The CCCSE report does include some success stories and promising practices for helping students progress through developmental education and succeed in college, but many of these practices are still experienced by few students. The data are drawn from three surveys administered by CCCSE: the Survey of Entering Student Engagement, the Community College Survey of Student Engagement, and the Community College Faculty Survey of Student Engagement. The full report, including the methodology, is available online.
Gaps between Student Perceptions and Reality
- Eighty-six percent of community college students agree or strongly agree that they are academically prepared to succeed at the college where they have enrolled—but 68 percent of students are required take at least some developmental education.
- Thirty percent of students enrolled in developmental English and 37 percent of those enrolled in developmental math said that the course they were placed in was not appropriate for their skill level.

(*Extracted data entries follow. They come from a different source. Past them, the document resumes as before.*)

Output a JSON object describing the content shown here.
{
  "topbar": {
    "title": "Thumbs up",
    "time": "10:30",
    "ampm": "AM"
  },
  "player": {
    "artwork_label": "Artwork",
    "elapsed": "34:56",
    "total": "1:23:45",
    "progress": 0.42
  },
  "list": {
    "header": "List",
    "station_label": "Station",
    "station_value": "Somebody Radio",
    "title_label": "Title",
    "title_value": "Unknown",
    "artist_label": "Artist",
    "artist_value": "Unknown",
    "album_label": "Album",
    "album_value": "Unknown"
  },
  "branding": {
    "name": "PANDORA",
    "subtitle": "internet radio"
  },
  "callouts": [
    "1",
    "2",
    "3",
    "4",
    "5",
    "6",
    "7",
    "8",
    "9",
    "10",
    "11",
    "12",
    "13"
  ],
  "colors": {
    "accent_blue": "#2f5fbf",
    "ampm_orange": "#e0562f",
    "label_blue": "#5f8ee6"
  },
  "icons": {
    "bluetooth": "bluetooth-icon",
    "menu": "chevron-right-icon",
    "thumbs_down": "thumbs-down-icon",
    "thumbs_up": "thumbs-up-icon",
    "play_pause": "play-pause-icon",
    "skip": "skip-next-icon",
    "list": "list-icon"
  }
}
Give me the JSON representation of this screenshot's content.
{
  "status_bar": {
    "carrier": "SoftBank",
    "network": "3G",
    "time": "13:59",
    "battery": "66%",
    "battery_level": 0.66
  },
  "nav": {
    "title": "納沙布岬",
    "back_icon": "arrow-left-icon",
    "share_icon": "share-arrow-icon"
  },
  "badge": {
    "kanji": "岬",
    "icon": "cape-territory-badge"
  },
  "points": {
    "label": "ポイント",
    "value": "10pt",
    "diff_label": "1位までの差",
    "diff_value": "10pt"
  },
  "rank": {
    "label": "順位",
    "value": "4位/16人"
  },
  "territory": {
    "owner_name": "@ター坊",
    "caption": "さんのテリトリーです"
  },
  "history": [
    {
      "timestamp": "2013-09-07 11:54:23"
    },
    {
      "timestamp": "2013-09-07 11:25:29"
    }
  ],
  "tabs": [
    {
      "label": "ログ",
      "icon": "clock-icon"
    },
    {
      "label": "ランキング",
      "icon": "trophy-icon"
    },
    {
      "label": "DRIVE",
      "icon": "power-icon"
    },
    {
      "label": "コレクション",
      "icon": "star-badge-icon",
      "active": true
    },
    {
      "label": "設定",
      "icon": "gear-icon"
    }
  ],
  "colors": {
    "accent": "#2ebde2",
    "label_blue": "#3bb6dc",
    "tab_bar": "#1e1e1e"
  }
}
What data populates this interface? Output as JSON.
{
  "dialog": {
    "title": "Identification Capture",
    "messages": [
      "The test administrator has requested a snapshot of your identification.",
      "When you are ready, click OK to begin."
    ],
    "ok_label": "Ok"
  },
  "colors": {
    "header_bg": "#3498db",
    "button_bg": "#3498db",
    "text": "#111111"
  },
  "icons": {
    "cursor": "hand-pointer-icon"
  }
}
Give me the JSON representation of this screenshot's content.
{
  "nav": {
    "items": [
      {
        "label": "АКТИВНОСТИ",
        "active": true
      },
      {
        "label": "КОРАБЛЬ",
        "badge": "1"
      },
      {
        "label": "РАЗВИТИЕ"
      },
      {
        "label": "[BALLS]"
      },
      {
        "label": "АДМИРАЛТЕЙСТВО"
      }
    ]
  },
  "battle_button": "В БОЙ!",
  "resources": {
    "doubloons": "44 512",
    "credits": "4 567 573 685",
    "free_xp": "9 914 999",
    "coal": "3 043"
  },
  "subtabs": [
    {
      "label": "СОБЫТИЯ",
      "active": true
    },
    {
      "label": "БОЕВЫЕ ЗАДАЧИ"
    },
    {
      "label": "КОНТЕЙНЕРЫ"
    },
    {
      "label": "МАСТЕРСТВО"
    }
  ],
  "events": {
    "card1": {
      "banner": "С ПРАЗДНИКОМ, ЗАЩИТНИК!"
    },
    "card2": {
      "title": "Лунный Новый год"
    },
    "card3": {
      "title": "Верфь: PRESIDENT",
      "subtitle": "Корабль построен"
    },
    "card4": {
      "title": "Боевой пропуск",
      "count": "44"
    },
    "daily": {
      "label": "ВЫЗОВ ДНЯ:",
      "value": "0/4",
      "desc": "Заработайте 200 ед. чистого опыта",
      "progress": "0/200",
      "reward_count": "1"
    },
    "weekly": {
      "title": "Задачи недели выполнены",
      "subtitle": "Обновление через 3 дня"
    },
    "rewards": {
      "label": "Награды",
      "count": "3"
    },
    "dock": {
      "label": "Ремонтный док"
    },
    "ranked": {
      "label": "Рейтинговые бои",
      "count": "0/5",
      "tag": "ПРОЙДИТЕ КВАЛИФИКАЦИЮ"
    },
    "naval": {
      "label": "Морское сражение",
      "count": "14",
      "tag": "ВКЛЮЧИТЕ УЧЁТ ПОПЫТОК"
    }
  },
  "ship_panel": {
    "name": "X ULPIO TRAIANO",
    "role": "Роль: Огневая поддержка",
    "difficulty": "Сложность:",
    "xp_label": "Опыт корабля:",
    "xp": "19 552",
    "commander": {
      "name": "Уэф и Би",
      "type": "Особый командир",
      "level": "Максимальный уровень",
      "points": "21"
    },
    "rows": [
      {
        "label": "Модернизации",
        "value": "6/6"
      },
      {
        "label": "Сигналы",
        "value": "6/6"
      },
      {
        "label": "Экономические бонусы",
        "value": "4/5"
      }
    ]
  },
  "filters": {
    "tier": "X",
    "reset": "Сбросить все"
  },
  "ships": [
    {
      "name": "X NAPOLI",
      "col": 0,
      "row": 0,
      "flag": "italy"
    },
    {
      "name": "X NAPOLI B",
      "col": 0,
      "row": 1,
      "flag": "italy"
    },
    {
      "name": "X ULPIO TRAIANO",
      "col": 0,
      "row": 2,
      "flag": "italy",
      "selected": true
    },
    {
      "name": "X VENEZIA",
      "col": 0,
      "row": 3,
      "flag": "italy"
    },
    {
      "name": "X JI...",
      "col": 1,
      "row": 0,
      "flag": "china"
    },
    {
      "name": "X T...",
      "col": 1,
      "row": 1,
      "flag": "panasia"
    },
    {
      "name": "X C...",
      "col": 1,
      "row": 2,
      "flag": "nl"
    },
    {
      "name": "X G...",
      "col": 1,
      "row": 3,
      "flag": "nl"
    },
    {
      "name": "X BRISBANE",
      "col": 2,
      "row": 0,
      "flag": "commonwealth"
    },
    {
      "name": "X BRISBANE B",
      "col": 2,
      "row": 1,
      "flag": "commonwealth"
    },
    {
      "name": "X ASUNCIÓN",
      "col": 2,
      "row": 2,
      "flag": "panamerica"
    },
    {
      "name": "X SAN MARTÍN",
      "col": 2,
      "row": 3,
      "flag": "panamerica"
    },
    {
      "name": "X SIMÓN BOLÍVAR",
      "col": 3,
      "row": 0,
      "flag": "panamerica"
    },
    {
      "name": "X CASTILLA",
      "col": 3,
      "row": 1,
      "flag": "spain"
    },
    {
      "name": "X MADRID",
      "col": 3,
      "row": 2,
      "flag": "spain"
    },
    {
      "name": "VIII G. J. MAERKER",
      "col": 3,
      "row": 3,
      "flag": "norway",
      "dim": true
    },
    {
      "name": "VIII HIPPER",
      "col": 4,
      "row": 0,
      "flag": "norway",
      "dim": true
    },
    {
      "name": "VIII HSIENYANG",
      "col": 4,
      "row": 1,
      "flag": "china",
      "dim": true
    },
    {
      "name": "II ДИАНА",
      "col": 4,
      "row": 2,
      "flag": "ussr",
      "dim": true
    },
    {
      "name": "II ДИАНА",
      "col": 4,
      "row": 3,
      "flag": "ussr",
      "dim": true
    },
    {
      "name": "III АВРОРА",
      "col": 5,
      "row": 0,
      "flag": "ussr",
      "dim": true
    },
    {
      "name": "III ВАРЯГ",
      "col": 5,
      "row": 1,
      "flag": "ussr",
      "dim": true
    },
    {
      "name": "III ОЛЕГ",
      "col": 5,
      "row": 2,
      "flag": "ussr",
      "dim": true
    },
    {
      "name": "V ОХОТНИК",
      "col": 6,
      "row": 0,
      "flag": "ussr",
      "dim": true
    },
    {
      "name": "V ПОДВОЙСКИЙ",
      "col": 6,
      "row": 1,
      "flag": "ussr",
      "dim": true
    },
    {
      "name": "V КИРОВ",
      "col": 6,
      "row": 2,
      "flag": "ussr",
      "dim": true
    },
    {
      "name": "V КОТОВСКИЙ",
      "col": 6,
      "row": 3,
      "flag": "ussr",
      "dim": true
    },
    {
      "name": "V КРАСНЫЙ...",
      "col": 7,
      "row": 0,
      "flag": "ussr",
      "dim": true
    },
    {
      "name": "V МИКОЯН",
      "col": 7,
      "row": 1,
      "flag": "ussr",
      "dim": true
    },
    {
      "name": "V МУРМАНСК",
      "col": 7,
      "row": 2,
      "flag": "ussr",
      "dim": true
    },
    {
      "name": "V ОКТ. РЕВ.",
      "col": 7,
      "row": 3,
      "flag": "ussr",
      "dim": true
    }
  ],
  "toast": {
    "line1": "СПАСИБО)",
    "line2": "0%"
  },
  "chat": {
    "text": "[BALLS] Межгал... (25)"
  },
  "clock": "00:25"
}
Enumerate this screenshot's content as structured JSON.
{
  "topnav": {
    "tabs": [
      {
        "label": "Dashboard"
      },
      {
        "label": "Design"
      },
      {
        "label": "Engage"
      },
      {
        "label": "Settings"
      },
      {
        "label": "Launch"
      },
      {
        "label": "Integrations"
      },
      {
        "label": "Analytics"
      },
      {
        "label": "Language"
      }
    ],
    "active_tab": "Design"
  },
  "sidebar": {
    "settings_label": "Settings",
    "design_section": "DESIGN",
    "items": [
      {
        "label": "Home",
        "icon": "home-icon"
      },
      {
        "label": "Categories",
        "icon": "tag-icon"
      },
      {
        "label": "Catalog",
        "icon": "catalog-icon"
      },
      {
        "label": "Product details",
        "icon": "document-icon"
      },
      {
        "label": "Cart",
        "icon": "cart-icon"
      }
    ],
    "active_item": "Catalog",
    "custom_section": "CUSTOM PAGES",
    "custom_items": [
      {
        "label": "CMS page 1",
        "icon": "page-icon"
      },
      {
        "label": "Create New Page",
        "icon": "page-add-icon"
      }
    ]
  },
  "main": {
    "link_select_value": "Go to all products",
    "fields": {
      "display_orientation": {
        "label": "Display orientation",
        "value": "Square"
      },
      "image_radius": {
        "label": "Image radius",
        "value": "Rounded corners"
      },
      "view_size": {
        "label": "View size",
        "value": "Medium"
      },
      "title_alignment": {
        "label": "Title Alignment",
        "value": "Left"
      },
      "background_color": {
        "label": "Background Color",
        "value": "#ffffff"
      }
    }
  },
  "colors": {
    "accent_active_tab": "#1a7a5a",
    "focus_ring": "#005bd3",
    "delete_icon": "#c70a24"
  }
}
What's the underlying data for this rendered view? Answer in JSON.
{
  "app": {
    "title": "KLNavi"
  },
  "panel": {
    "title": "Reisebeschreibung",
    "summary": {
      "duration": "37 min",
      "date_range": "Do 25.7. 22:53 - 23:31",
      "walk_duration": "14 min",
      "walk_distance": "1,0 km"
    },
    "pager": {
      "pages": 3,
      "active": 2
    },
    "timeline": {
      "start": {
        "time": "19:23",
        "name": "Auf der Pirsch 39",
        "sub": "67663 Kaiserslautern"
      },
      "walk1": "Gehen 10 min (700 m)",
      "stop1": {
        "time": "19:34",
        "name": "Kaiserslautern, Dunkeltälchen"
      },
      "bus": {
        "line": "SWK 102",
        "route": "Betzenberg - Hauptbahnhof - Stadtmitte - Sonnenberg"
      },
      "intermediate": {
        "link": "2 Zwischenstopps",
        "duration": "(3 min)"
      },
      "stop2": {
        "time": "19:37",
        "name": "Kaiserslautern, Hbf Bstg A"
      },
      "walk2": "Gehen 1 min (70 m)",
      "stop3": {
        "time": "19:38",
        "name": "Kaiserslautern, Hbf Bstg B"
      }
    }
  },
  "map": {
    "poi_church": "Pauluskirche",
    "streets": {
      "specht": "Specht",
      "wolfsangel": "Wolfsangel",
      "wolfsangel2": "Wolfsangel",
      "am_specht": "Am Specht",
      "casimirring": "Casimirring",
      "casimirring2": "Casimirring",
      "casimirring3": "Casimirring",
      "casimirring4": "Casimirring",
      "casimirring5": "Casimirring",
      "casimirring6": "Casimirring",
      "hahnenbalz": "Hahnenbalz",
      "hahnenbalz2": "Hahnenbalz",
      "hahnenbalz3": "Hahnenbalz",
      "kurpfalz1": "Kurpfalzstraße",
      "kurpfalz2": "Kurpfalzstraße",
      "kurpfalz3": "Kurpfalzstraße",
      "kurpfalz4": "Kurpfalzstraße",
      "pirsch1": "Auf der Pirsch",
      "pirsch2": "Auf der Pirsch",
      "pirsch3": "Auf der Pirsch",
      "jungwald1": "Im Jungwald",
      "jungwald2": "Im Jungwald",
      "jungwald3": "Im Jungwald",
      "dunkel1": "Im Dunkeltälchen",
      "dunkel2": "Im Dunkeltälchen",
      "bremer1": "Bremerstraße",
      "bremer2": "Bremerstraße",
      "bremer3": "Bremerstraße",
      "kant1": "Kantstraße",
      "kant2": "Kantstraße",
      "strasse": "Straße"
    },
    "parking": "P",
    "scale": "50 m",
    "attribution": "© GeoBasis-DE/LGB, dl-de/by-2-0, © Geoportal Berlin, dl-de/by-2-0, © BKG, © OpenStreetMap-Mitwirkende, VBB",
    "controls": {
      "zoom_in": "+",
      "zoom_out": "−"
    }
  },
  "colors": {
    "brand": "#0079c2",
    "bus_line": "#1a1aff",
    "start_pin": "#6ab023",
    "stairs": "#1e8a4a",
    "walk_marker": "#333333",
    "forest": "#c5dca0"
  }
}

- Most students estimate they will complete their degrees much more quickly than the reality—61 percent of respondents said they expected to complete their academic goals in two years or less, and 76 percent said they were on track to complete their academic goals within their expected time frame.
- However, only 39 percent of community college students complete a degree or certificate within six years.
The Role of Faculty
- Seventy percent of faculty teaching developmental courses and 54 percent of faculty teaching non-developmental courses use early assessments to determine if their students are prepared to succeed in their courses.
- Only 4 percent of faculty report recommending that students enroll in a different course based on early assessments.
- Faculty are more likely to suggest students use academic support services such as tutoring (49 percent) or to adjust their pedagogy (34 percent) if students seem underprepared.
- While 66 percent of students report having a month or more notice before taking placement tests, only 41 percent report preparing for the tests using materials provided by the college—even though 96 percent of those who use the preparation materials find them helpful.
- Students who develop an academic plan with an advisor are more likely to complete developmental and introductory courses, but only 44 percent of students experience such advising.
- Students who take developmental courses and a college-level course concurrently are more likely to experience engaging practices such as active and collaborative learning and student-faculty interaction than those who took only developmental courses.
- However, only 40 percent of students have taken concurrent courses in English, and only 31 percent had taken concurrent courses in math.
Did You Know?
- Eighty-six percent of community college students think they are academically prepared, but 68 percent are placed in at least one developmental course.
- Faculty often use assessments to determine if their students are enrolled in the appropriate level course, but they rarely recommend students switch to a different level based on the assessment.
- Students often perform better when they make an academic plan with an advisor or take advanced courses concurrent current with developmental courses, but most students don’t engage in these practices.